America’s strategy of failure comes to Ukraine

Jan 24, 2023
The US flag, Russian flag, Ukraine flag. Flag of USA, flag of Russia, flag of Ukraine. The United States of America and the Russian Federation confrontation. Russia invasion of Ukraine. Close-up

US mission creep in Ukraine follows in the fatal footsteps of ultimately failed war campaigns in Afghanistan and Iraq.

Since the failures of the US military missions in places like Afghanistan and Iraq – and many other Muslim nations like Libya – critics of the US mission in the “global war on terrorism” have lamented the lack of a coherent strategy.

As the tired line from Carl von Clausewitz goes, “war is an extension of politics through other means.” Warfare, therefore, is an inherently political act. More precisely, it is the use of violence by a state or non-state actor to affect a political outcome.

Thus whenever military force is used it must have clear ends set forth by the political leadership ordering the use of that military force. Those clearly defined political ends must be supplemented by reliable ways to achieve that realistic political objective. The means are the resources that must be brought to bear in order to accomplish the political end.

What’s more, those political objectives must be fixed into place by the political and military leadership. They cannot change mid-mission (this has nothing to do with being flexible at the tactical level).

One of the greatest failures of the last 30 years of US foreign policy interventions across the Middle East was what former secretary of defence Robert Gates called “mission creep.” This is akin to shifting goalposts in the middle of the game, making the game unwinnable.

As America’s failed operations in Afghanistan, Iraq, Libya and Syria and so many others since 1945 have shown, mission creep can be catastrophic to both the prestige of the US military as well as its readiness to conduct its larger mission of deterring actual great state rivals to the United States, namely China, Russia, Iran and North Korea.

Afghanistan: the long loss

Once the base of operations for al-Qaeda and their Taliban allies, after the September 11, 2001 attacks on the US, Afghanistan became the primary target of America’s justified wrath.

With a handful of Special Forces operators, Central Intelligence Agency (CIA) paramilitary officers, loads of local tribal allies and judicious American airpower, the US military effectively deposed the Taliban and broke al-Qaeda’s stronghold on the country in about two months from October to December 2001.

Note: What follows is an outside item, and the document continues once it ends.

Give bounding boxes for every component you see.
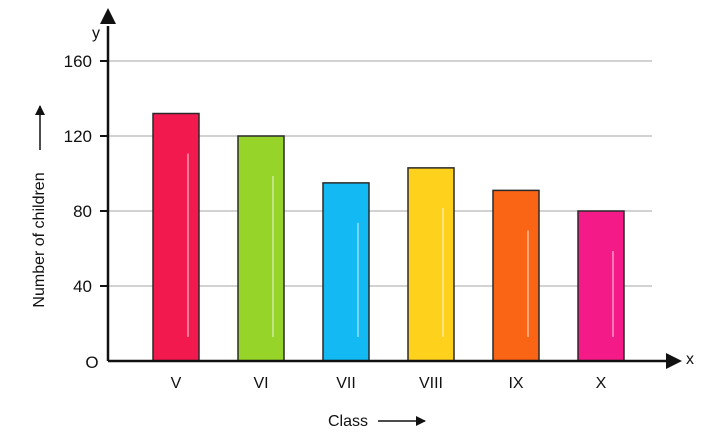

Had it not been for shabby planning that December, it is likely the conflict would have wrapped up with the capture or death of Osama bin Laden as he fled American forces in the foothills of Tora Bora.

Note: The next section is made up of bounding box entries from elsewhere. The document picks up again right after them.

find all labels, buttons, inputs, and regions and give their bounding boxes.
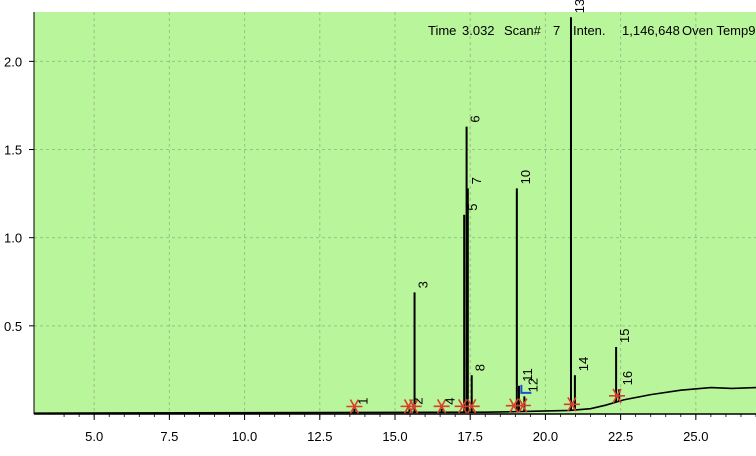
- peak-label-8: 8: [473, 364, 488, 371]
- x-tick-label: 15.0: [382, 429, 407, 444]
- integration-marker: [463, 398, 480, 414]
- peak-label-15: 15: [617, 329, 632, 343]
- integration-markers: [346, 388, 626, 414]
- peak-label-5: 5: [465, 204, 480, 211]
- peak-label-13: 13: [572, 0, 587, 13]
- x-tick-label: 25.0: [683, 429, 708, 444]
- marker-stroke: [349, 399, 360, 414]
- oven-temp-label: Oven Temp90.3: [682, 23, 756, 38]
- y-tick-label: 0.5: [4, 319, 22, 334]
- peak-label-12: 12: [525, 378, 540, 392]
- inten-value: 1,146,648: [622, 23, 680, 38]
- marker-stroke: [457, 398, 468, 414]
- x-tick-label: 10.0: [232, 429, 257, 444]
- marker-stroke: [467, 398, 477, 414]
- scan-label: Scan#: [504, 23, 542, 38]
- grid-lines: [34, 12, 756, 414]
- peak-label-1: 1: [355, 397, 370, 404]
- y-tick-label: 2.0: [4, 54, 22, 69]
- y-tick-label: 1.5: [4, 143, 22, 158]
- marker-stroke: [408, 399, 419, 414]
- scan-value: 7: [553, 23, 560, 38]
- inten-label: Inten.: [573, 23, 606, 38]
- time-value: 3.032: [462, 23, 495, 38]
- integration-bracket: [520, 384, 532, 394]
- marker-stroke: [436, 398, 447, 414]
- trace-layer: [33, 17, 756, 414]
- peak-label-11: 11: [520, 368, 535, 382]
- x-tick-label: 20.0: [533, 429, 558, 444]
- axes: 5.0 7.5 10.0 12.5 15.0 17.5 20.0 22.5 25.0 0.5 1.0…: [4, 12, 756, 444]
- peak-label-6: 6: [468, 115, 483, 122]
- marker-stroke: [567, 396, 577, 412]
- time-label: Time: [428, 23, 456, 38]
- x-tick-label: 22.5: [608, 429, 633, 444]
- x-tick-label: 5.0: [85, 429, 103, 444]
- x-tick-label: 7.5: [160, 429, 178, 444]
- integration-marker: [405, 399, 422, 414]
- peak-label-4: 4: [443, 397, 458, 404]
- integration-marker: [563, 396, 580, 412]
- integration-marker: [514, 398, 531, 413]
- peak-label-7: 7: [469, 177, 484, 184]
- integration-marker: [433, 398, 450, 414]
- x-tick-label: 12.5: [307, 429, 332, 444]
- status-header: Time 3.032 Scan# 7 Inten. 1,146,648 Oven…: [428, 23, 756, 38]
- y-tick-label: 1.0: [4, 231, 22, 246]
- peak-label-10: 10: [518, 170, 533, 184]
- peak-label-3: 3: [416, 281, 431, 288]
- integration-marker: [609, 388, 626, 404]
- marker-stroke: [509, 398, 519, 414]
- peak-label-14: 14: [576, 357, 591, 371]
- baseline-trace: [33, 386, 756, 414]
- marker-stroke: [612, 388, 622, 404]
- peak-label-2: 2: [410, 397, 425, 404]
- x-tick-label: 17.5: [458, 429, 483, 444]
- integration-marker: [346, 399, 363, 414]
- peak-label-16: 16: [620, 371, 635, 385]
- marker-stroke: [518, 398, 528, 413]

Even without having captured bin Laden, though, by the spring of 2002, the US forces in Afghanistan had accomplished what the American people had wanted them to: They had disrupted the terror networks in the country and brought to justice the groups responsible for 9/11.

Despite this fact, the Americans hung around for another 20 years, bleeding its troops, weapons stocks and treasury dry in the rocks of Afghanistan.

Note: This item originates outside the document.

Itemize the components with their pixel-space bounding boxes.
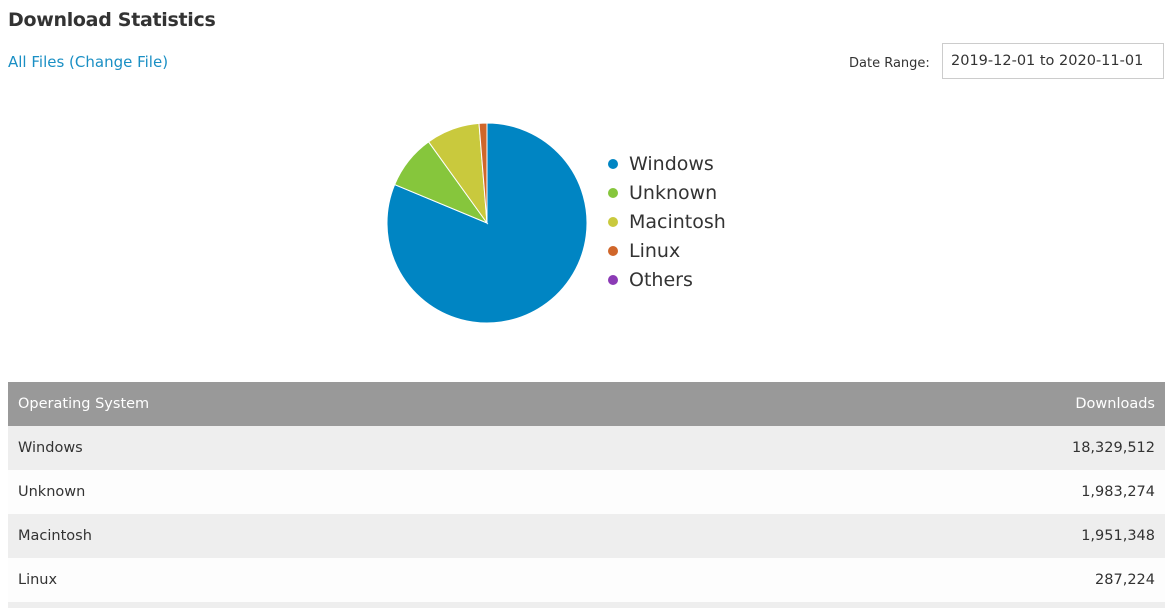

For what purpose? Initially, it was to avenge ourselves upon the culprits behind 9/11. Once that was mostly achieved, why did the US expand its footprint and commitment to the “Graveyard of Empires?” The lack of a coherent, concrete strategy was one reason.

Iraq: an idiot’s delight

In Iraq, the justification for war was clear: The George W Bush administration was convinced that Saddam Hussein had developed a massive, covert WMD (weapons of mass destruction, notably nuclear) program and had partnered with al-Qaeda.